The company is also finishing work on a community center for residents that will house a gym and recreation area.

The company has already built 24 townhouses and 24 ranch homes on the land, which a borough official said the Lackawanna County Redevelopment Authority cleared of homes in the 1970s because of undermining and blight.

Navich and his partners, George Plisko and Jay Cooperman, also helped attract the Clover Group of Williamsville, New York, which built 116 housing units for people 55 and older.

All the homes, townhouses and apartments are rentals.

Between the two developments, the companies have invested about $35 million, Navich said.

At a news conference, officials touted the project's tax incremental financing, a program sponsored by Lackawanna County, the Riverside School District and the borough.

In tax incremental financing, property taxes on the new housing go to pay off a loan that paid for the installation of utilities and paved streets. The county, district and borough also offered property tax breaks that gradually decline over 10 years for the Clover Group senior housing.

George Kelly, the county economic development director when the project was first broached years ago, hosted the news conference and said the developers must cover any shortfall in taxes to pay the loan, but the tax aid helped the project happen.

"Without the infrastructure, it wasn't feasible to make this thing happen," Kelly said.

County Redevelopment Authority Chairman Kevin McDonough and borough Council President Ken Mickavicz said the project shows how local government and private developers can team up.

"There was a piece of property for well over 50 years that was basically nothing, there were no properties on it, no tax revenue being generated," he said.

For decades, the land was part of a thriving neighborhood known as Feltsville. Mine-cave-ins, a remnant of the region's underground coal mining past, damaged many homes in the 1960s.

In the 1970s and 1980s, the county redevelopment authority spent millions, much of it federal urban renewal money, buying and demolishing more than 200 single-family and multi-apartment homes, at least a dozen businesses and two churches and two churches area.

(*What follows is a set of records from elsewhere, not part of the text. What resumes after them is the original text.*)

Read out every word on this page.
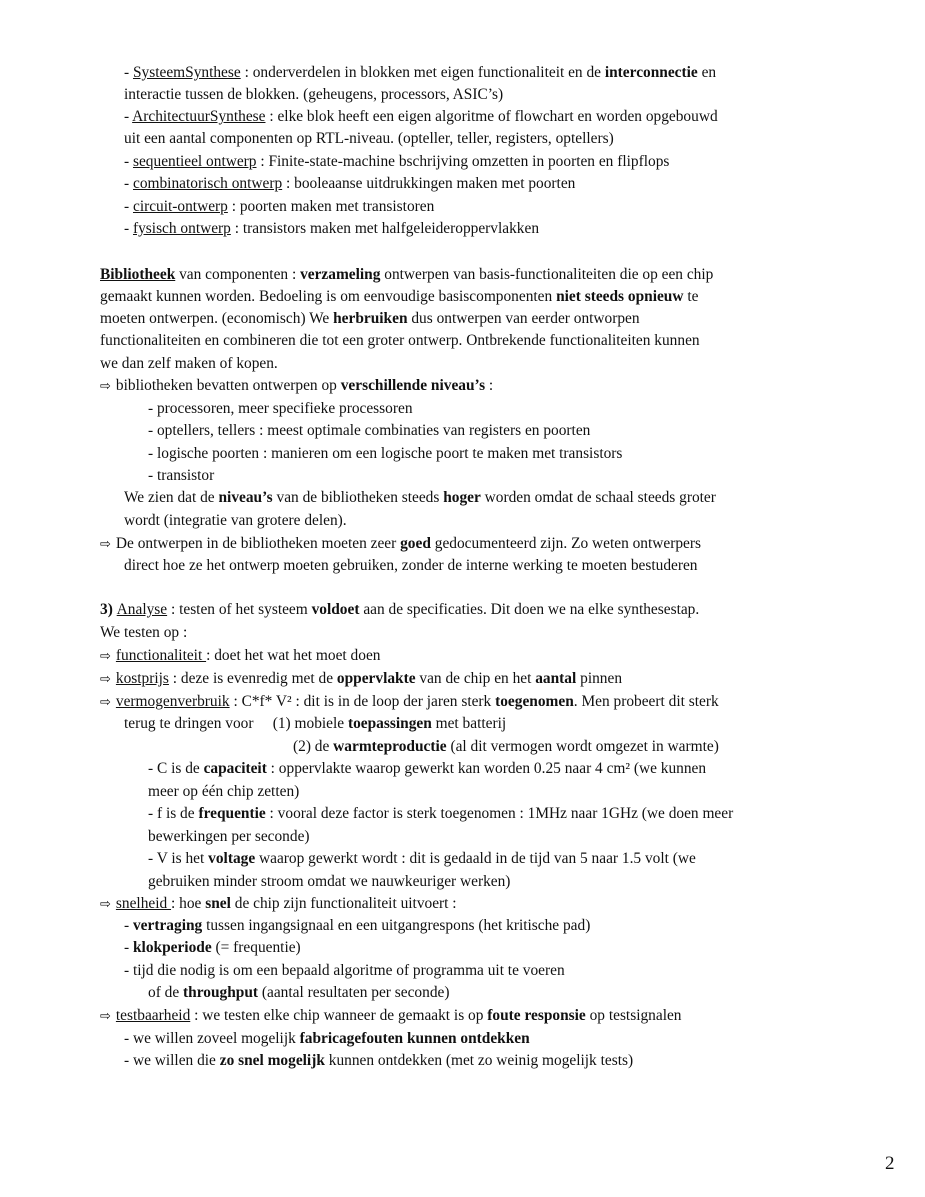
- SysteemSynthese : onderverdelen in blokken met eigen functionaliteit en de interconnectie en
interactie tussen de blokken. (geheugens, processors, ASIC’s)
- ArchitectuurSynthese : elke blok heeft een eigen algoritme of flowchart en worden opgebouwd
uit een aantal componenten op RTL-niveau. (opteller, teller, registers, optellers)
- sequentieel ontwerp : Finite-state-machine bschrijving omzetten in poorten en flipflops
- combinatorisch ontwerp : booleaanse uitdrukkingen maken met poorten
- circuit-ontwerp : poorten maken met transistoren
- fysisch ontwerp : transistors maken met halfgeleideroppervlakken
Bibliotheek van componenten : verzameling ontwerpen van basis-functionaliteiten die op een chip
gemaakt kunnen worden. Bedoeling is om eenvoudige basiscomponenten niet steeds opnieuw te
moeten ontwerpen. (economisch) We herbruiken dus ontwerpen van eerder ontworpen
functionaliteiten en combineren die tot een groter ontwerp. Ontbrekende functionaliteiten kunnen
we dan zelf maken of kopen.
⇨ bibliotheken bevatten ontwerpen op verschillende niveau’s :
- processoren, meer specifieke processoren
- optellers, tellers : meest optimale combinaties van registers en poorten
- logische poorten : manieren om een logische poort te maken met transistors
- transistor
We zien dat de niveau’s van de bibliotheken steeds hoger worden omdat de schaal steeds groter
wordt (integratie van grotere delen).
⇨ De ontwerpen in de bibliotheken moeten zeer goed gedocumenteerd zijn. Zo weten ontwerpers
direct hoe ze het ontwerp moeten gebruiken, zonder de interne werking te moeten bestuderen
3) Analyse : testen of het systeem voldoet aan de specificaties. Dit doen we na elke synthesestap.
We testen op :
⇨ functionaliteit : doet het wat het moet doen
⇨ kostprijs : deze is evenredig met de oppervlakte van de chip en het aantal pinnen
⇨ vermogenverbruik : C*f* V² : dit is in de loop der jaren sterk toegenomen. Men probeert dit sterk
terug te dringen voor     (1) mobiele toepassingen met batterij
(2) de warmteproductie (al dit vermogen wordt omgezet in warmte)
- C is de capaciteit : oppervlakte waarop gewerkt kan worden 0.25 naar 4 cm² (we kunnen
meer op één chip zetten)
- f is de frequentie : vooral deze factor is sterk toegenomen : 1MHz naar 1GHz (we doen meer
bewerkingen per seconde)
- V is het voltage waarop gewerkt wordt : dit is gedaald in de tijd van 5 naar 1.5 volt (we
gebruiken minder stroom omdat we nauwkeuriger werken)
⇨ snelheid : hoe snel de chip zijn functionaliteit uitvoert :
- vertraging tussen ingangsignaal en een uitgangrespons (het kritische pad)
- klokperiode (= frequentie)
- tijd die nodig is om een bepaald algoritme of programma uit te voeren
of de throughput (aantal resultaten per seconde)
⇨ testbaarheid : we testen elke chip wanneer de gemaakt is op foute responsie op testsignalen
- we willen zoveel mogelijk fabricagefouten kunnen ontdekken
- we willen die zo snel mogelijk kunnen ontdekken (met zo weinig mogelijk tests)
2
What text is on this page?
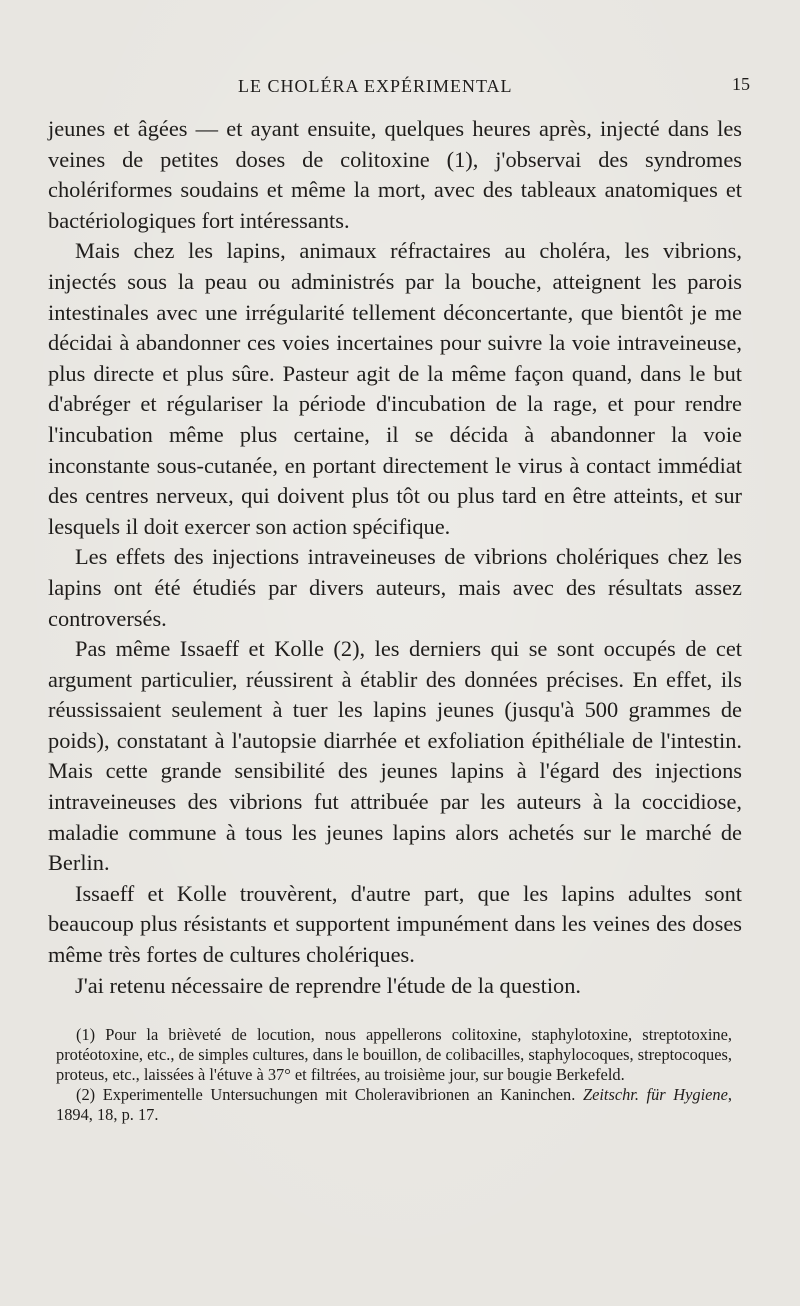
LE CHOLÉRA EXPÉRIMENTAL	15

jeunes et âgées — et ayant ensuite, quelques heures après, injecté dans les veines de petites doses de colitoxine (1), j'observai des syndromes cholériformes soudains et même la mort, avec des tableaux anatomiques et bactériologiques fort intéressants.

Mais chez les lapins, animaux réfractaires au choléra, les vibrions, injectés sous la peau ou administrés par la bouche, atteignent les parois intestinales avec une irrégularité tellement déconcertante, que bientôt je me décidai à abandonner ces voies incertaines pour suivre la voie intraveineuse, plus directe et plus sûre. Pasteur agit de la même façon quand, dans le but d'abréger et régulariser la période d'incubation de la rage, et pour rendre l'incubation même plus certaine, il se décida à abandonner la voie inconstante sous-cutanée, en portant directement le virus à contact immédiat des centres nerveux, qui doivent plus tôt ou plus tard en être atteints, et sur lesquels il doit exercer son action spécifique.

Les effets des injections intraveineuses de vibrions cholériques chez les lapins ont été étudiés par divers auteurs, mais avec des résultats assez controversés.

Pas même Issaeff et Kolle (2), les derniers qui se sont occupés de cet argument particulier, réussirent à établir des données précises. En effet, ils réussissaient seulement à tuer les lapins jeunes (jusqu'à 500 grammes de poids), constatant à l'autopsie diarrhée et exfoliation épithéliale de l'intestin. Mais cette grande sensibilité des jeunes lapins à l'égard des injections intraveineuses des vibrions fut attribuée par les auteurs à la coccidiose, maladie commune à tous les jeunes lapins alors achetés sur le marché de Berlin.

Issaeff et Kolle trouvèrent, d'autre part, que les lapins adultes sont beaucoup plus résistants et supportent impunément dans les veines des doses même très fortes de cultures cholériques.

J'ai retenu nécessaire de reprendre l'étude de la question.

(1) Pour la brièveté de locution, nous appellerons colitoxine, staphylotoxine, streptotoxine, protéotoxine, etc., de simples cultures, dans le bouillon, de colibacilles, staphylocoques, streptocoques, proteus, etc., laissées à l'étuve à 37° et filtrées, au troisième jour, sur bougie Berkefeld.

(2) Experimentelle Untersuchungen mit Choleravibrionen an Kaninchen. Zeitschr. für Hygiene, 1894, 18, p. 17.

As part of that, the land had to lay fallow for at least two decades, officials said. The authority later turned the land over to the borough, which planned to use it for recreation, before Taylor 1 LLC came along. Mickavicz said other homes built across the street have experienced no problems.

Navich said the company conducted extensive drilling to test for underground mines.

"Thank God, we came up solid," he said. "It cost us a fortune."